Из темного окна вдруг высунулись две руки с ведром, и на голову Сократа с шумом обрушилась грязная вода, полная всяких кухонных отбросов.
– Пфу!.. – задыхаясь, затряс он головой. – Ах ты, сумасшедшая баба… Ну, что ты скажешь, Дорион?! Впрочем, – усмехнулся он, – в природе всегда так бывает: после грозы – ливень. А у нас гроза была уже с утра. И всю одежду вымочила этой своей гадостью… Но она права: надо дать людям и покой. Мне было бы интересно докончить эту беседу с тобой, но придется ее отложить: я весь промок.
– Ты работал бы лучше с твоим Дорионом, чем зря языки трепать… – кричала им сверху Ксантиппа. – Иди сейчас же домой, а то я и его оболью! Полуночники…

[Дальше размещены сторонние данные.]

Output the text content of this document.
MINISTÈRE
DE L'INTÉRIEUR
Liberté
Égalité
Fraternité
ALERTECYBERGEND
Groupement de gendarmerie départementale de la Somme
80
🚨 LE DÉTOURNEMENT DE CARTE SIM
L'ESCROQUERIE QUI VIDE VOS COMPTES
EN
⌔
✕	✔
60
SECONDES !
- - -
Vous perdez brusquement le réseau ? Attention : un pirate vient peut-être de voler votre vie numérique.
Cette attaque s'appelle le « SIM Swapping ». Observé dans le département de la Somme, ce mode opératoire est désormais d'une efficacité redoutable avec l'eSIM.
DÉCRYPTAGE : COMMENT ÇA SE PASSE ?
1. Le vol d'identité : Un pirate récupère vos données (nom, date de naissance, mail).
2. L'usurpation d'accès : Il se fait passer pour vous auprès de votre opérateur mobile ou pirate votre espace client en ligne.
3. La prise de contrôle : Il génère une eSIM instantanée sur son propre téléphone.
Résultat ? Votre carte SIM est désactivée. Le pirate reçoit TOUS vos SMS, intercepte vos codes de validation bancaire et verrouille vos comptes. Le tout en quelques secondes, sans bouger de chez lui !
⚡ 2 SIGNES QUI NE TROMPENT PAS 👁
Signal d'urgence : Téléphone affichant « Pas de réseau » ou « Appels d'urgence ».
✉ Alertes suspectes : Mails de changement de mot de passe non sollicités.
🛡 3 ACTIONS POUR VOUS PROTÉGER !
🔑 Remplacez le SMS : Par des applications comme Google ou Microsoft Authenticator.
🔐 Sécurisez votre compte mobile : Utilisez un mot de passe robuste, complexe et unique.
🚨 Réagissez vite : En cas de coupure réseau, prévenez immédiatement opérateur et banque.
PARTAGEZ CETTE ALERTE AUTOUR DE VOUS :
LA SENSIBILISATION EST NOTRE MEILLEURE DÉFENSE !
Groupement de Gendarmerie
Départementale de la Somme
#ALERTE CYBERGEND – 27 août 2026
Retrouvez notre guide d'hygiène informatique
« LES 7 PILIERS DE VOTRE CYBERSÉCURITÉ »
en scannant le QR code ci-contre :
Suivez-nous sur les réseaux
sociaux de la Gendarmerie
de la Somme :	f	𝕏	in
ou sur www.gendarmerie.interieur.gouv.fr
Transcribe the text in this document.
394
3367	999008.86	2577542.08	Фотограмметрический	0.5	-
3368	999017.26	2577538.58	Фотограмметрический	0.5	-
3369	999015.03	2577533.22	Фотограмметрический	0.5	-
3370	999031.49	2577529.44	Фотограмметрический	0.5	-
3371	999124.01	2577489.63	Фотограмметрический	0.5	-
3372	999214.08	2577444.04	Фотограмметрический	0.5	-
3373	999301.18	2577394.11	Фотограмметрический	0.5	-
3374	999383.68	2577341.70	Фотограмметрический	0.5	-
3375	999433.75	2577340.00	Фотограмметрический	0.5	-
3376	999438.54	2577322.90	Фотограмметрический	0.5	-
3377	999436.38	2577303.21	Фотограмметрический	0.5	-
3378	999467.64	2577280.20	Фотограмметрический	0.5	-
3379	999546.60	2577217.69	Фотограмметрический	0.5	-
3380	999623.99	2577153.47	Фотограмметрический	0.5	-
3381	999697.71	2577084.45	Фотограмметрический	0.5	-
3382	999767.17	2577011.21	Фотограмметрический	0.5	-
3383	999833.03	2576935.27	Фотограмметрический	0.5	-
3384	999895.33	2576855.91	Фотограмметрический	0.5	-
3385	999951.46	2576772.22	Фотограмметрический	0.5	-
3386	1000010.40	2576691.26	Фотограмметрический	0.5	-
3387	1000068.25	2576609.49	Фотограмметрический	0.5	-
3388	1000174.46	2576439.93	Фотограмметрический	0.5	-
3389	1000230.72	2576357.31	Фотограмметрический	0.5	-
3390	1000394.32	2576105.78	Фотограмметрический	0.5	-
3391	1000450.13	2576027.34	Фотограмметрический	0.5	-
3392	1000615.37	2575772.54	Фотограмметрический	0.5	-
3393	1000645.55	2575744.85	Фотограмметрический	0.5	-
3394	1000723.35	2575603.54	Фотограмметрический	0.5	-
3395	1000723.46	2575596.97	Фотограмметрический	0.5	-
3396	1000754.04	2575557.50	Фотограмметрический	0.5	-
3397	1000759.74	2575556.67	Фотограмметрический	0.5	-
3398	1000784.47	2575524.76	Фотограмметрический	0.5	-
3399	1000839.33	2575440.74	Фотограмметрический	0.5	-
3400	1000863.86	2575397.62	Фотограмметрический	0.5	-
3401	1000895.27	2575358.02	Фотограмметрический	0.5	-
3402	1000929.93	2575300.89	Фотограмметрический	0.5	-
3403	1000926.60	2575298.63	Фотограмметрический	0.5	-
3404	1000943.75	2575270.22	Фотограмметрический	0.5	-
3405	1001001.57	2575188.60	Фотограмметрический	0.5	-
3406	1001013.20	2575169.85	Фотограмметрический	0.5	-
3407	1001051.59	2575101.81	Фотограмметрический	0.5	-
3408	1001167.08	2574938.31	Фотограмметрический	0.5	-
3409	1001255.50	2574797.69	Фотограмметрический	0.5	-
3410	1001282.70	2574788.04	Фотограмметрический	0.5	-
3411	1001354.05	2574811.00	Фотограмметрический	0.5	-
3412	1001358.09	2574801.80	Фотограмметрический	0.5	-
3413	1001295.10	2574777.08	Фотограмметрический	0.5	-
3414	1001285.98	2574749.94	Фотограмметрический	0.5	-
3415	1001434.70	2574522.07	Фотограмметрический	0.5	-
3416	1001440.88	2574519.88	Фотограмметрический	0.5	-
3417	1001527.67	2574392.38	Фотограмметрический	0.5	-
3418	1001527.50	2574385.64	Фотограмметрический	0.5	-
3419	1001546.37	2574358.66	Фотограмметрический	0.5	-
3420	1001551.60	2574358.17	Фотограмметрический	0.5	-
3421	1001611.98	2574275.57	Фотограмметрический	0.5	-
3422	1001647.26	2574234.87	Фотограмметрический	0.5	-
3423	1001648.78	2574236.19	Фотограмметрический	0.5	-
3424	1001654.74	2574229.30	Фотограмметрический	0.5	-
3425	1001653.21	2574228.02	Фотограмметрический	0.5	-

В соседних домах уже выглядывали из окон взлохмаченные любопытные головы. К домашним бурям у Сократа соседи привыкли, но повторение их не утомляло: репертуар у Ксантиппы был чрезвычайно богат и страстен. Почесываясь и зевая, они ждали продолжения, но Сократ с добродушным смехом простился со своим молодым другом и скрылся в своем убогом домике. Дорион, тревожа собак, пошел к себе, к Антисфену.
«Нет, я опять не точно высказал свою мысль… – думал он. – Погружаясь в себя в поисках себя, иногда, действительно, погружаешься в безотрадный мрак, но иногда, как вот теперь, навстречу ищущему откуда-то сияет там свет, мягкий и радостный, точно говоря: вот это – Ты. Но именно в этом-то свете все эти рассуждения философов, все эти башенки слов и кажутся ни на что не нужными… Вокруг скопилось слишком много мусора веков, – вдруг перескочила его мысль, – и люди только делают вид, что во все это верят… И вместе с софистами – настоящими, не болтунами – надо как-то эти дикие заросли расчищать, чтобы можно было дышать человеку вольно. И этот свет – может быть, это только игра воображения. Я знаю только то, что я знаю, и не знаю того, чего я не знаю – не надо принимать своих неясных, хотя бы и красивых, фантазий за неопровержимые откровения. Может быть, и света никакого нет…»
И молодой Дорион решил уже в тысячный раз оставаться при факте. Он был так молод, что еще не успел узнать, что факт – это такое же неуловимое, неясное, мимолетное явление, как мысль, как слово, как сновидение. Но в нем было хорошо то, что он, действительно, ничего не боялся, что внутренняя свобода для него была, действительно, дороже всего и что прежде всего хотел он заглянуть в то, что было за всеми этими пестрыми бирюльками, которыми тешут себя люди – начиная с Парфенона и Афины Промахос и кончая тем кровопролитием, которым греки занимались теперь на крайнем северо-востоке Эллады, под Потидеей…
А ночной воздух весь был напоен нежнейшим запахом фиалок и умилительно было от него в молодой душе… И светло вспыхнул в ней стих Софокла из оды: «Много чудес на свете, но нет чуда более великого, чем человек…»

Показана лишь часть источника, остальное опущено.